The Advantage of Video Monitoring

The last few years have been unique, and we, as a society, continue to face new challenges. Organizations and businesses of all types are walking a fine line between facility accessibility and supporting facility security. As a security industry professional, you likely have felt the impact.

From small businesses to critical infrastructure, physically safeguarding people and property starts at the perimeter. While outdoor perimeter protection applications have challenges, modern technology offerings address these pain points and drive greater threat detection, real-time response, and crime deterrence efforts.

Physical Security is Fundamental to All Security
Physical security is a vital part of any security plan and is fundamental to all security efforts. Without it, information security, software security, user access security, and network security are significantly more difficult, if not impossible, to start or support.

Whether overseeing security for a retail center or operations for a sports arena, airport, or critical infrastructure, perimeter security is always, as it should be, a top priority. Without the right security protocols and technologies, assets are vulnerable to theft or sabotage. Staff is at risk of assault. Bystanders are subject to dangerous suspects at large.

Today’s Most Common Perimeter Security Challenges
When we think about serving a site and protecting the perimeter, we often do it through the lens of ideal situations, such as modern facilities and adequate budgets. This is not always the case in real-world situations. Most often, securing a site involves a series of compromises between what is affordable, effective and able to be implemented. The goal is to create layers of protection that protect against the threats of the greatest concern, and, ideally, keep those threats at the perimeter.

Until very recently, some of the greatest user challenges of perimeter security have included the ability to protect sites affordably and adequately 24/7, the endangerment of security guards, the difficulty involved in securing remote sites, and reactive versus proactive security solutions.

Compatibility is another barrier to physical perimeter security. Perimeter security should be able to integrate with other security systems, such as alarms or sensors, and should not impede their effectiveness or accuracy. Failure to integrate these systems can create vulnerabilities and reduce the overall effectiveness of the security system. Therefore, it is important to ensure that all security systems are designed and implemented to work together seamlessly.
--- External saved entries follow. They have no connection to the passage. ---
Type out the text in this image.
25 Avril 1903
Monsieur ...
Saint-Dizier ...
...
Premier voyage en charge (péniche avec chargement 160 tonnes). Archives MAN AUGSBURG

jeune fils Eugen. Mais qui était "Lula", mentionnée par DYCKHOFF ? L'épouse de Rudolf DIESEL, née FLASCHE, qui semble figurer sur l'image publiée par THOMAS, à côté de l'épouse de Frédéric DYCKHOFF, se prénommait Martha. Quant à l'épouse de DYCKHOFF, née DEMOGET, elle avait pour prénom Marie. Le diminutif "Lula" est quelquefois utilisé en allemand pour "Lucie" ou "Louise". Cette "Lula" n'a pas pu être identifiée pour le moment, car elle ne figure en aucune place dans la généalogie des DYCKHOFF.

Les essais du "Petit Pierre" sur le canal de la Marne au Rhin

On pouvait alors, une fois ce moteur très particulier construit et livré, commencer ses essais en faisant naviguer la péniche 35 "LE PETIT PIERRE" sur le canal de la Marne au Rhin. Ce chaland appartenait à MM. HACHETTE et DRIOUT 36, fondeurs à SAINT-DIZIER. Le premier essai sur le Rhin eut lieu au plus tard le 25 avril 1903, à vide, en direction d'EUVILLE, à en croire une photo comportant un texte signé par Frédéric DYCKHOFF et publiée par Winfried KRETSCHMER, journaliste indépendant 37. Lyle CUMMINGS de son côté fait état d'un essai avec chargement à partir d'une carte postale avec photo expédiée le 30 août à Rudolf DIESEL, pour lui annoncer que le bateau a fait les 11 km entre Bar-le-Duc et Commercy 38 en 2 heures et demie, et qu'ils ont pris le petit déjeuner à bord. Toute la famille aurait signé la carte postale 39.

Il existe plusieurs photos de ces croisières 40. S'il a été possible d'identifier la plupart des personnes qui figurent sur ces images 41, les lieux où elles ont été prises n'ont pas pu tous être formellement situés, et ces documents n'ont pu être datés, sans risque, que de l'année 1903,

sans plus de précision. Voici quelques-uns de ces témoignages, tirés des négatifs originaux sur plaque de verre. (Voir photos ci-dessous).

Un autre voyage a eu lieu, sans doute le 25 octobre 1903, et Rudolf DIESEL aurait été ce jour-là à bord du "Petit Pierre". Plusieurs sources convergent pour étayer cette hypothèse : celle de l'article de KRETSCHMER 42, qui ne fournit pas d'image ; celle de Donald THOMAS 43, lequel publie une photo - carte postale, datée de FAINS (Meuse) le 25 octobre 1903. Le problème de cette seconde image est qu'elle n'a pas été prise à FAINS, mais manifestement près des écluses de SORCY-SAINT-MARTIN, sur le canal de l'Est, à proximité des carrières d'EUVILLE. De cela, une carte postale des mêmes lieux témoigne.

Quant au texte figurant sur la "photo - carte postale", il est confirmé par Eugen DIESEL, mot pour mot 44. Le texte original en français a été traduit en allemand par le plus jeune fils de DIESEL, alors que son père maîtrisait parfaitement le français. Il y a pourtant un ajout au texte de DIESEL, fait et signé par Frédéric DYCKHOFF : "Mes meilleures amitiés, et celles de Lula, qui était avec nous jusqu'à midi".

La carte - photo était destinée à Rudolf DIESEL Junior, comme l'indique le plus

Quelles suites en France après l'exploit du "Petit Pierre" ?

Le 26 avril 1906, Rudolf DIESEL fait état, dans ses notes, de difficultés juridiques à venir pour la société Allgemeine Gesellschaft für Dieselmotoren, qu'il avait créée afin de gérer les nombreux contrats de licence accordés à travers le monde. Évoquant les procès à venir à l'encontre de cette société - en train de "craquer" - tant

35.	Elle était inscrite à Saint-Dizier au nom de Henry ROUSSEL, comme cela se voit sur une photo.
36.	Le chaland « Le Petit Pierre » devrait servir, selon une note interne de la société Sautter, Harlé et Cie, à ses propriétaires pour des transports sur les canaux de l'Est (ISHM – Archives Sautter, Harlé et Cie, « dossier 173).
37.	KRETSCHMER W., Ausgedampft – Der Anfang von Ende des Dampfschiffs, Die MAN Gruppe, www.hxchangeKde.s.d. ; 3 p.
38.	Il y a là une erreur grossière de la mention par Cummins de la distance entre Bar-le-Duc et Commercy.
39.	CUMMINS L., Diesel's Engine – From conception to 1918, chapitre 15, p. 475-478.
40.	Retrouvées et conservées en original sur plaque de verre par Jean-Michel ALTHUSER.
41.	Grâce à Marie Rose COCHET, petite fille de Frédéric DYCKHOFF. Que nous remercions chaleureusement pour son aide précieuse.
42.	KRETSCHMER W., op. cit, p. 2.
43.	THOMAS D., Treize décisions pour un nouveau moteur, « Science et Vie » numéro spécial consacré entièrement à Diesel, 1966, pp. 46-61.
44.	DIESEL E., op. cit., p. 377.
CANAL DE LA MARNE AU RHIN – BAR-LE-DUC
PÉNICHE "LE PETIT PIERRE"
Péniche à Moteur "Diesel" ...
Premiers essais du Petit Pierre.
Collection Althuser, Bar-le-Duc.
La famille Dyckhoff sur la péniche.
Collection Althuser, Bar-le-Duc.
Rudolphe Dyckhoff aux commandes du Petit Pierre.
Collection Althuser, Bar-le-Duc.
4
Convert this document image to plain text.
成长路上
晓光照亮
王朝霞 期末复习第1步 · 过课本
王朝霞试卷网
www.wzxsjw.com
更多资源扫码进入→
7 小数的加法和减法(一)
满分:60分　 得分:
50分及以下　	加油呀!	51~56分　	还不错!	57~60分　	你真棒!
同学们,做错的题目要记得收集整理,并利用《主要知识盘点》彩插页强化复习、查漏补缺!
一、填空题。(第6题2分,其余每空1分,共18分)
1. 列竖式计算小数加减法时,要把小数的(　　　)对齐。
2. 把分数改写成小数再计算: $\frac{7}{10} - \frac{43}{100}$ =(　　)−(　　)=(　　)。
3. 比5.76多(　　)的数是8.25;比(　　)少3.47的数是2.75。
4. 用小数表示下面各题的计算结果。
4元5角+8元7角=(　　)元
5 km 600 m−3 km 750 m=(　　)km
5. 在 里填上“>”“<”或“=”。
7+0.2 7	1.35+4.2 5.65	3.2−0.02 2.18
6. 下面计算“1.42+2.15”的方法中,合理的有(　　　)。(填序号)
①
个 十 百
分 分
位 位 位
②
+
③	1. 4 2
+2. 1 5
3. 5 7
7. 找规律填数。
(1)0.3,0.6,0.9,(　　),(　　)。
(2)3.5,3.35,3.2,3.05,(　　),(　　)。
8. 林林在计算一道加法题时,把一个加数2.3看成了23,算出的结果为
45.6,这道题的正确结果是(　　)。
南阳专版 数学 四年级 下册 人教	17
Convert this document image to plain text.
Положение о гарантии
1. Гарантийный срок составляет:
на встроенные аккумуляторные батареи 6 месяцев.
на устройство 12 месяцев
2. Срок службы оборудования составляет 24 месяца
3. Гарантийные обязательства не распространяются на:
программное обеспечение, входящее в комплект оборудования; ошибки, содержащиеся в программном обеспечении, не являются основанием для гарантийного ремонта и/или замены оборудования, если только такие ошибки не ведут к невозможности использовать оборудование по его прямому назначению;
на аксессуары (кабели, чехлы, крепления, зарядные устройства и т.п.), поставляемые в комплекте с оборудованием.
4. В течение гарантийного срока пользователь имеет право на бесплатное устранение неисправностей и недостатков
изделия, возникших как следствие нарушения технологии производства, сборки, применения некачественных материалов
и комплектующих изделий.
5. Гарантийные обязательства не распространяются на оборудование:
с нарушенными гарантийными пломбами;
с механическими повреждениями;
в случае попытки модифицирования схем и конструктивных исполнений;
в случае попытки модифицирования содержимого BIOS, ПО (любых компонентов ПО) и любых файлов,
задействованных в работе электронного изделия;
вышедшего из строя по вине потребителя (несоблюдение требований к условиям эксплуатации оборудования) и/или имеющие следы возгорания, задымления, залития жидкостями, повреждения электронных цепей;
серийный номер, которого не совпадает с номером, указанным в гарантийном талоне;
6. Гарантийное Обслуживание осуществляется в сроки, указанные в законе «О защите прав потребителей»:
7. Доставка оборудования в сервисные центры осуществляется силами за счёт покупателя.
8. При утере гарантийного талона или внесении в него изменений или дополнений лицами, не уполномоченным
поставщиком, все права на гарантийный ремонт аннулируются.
Another key factor in physical perimeter security is flexibility. Perimeter security should be adaptable to changing threats, regulations or environments, and should not become obsolete or ineffective quickly. This requires a continuous evaluation and updating of the security system to ensure that it still is effective and up to date.

Key Trends in Perimeter Security
A key trend in perimeter security is the continued and increased adoption of video monitoring. Powered by sophisticated analytics and paired with live audio intervention, remote video monitoring is revolutionizing video surveillance capabilities and vastly expanding applications.

This shift from traditional video monitoring to an initiative-taking solution has allowed the security industry to address many of the common barriers in physical security, including deterrence, cost-effectiveness and covering challenging spaces.

The most significant advantage of video monitoring in perimeter security is the ability to detect potential security threats before they become incidents. According to a study by the Department of Justice, video surveillance is effective in deterring crimes such as theft, vandalism and trespassing (Roman, Reid, & Reid, 2008). By monitoring video feeds in real time, security staff can quickly detect potential threats, and act before they escalate into more serious incidents. This can include alerting law enforcement or dispatching on-site security staff to investigate the situation. This benefit increases with the addition of analytics and live intervention.

Rather than being relegated to a post-event forensic analysis tool, remote video monitoring can detect suspicious, unwanted or unusual activity, and alert human security professionals to provide immediate responses to the activity with live, personalized audio while following additional protocols.

Reduce the Cost of Staff
Studies show that video monitoring can help to reduce the cost of security staff. This is because video monitoring allows a small team of security staff to watch multiple locations simultaneously, reducing the need for more staff. Video guarding can be particularly beneficial for small businesses or organizations with limited budgets.

Remote video monitoring has also proven to be especially valuable in providing security for remote, dark, and expansive areas. In these scenarios, it allows for real-time surveillance of the property from a remote location. This eliminates or reduces the need for on-site security personnel and decreases the risks associated with securing these areas. Remote video monitoring is integrated with other security systems, such as access control and intrusion detection, to create a comprehensive security solution.

Today, remote video guarding is an essential part of perimeter security. It supplies real-time information on potential security threats, reduces security personnel costs, improves response time, supplies evidence in criminal investigations, and offers peace of mind for property owners and facility managers. As the cost of video surveillance technology continues to decrease and the effectiveness of these systems continues to improve, video monitoring will likely become even more essential in perimeter security.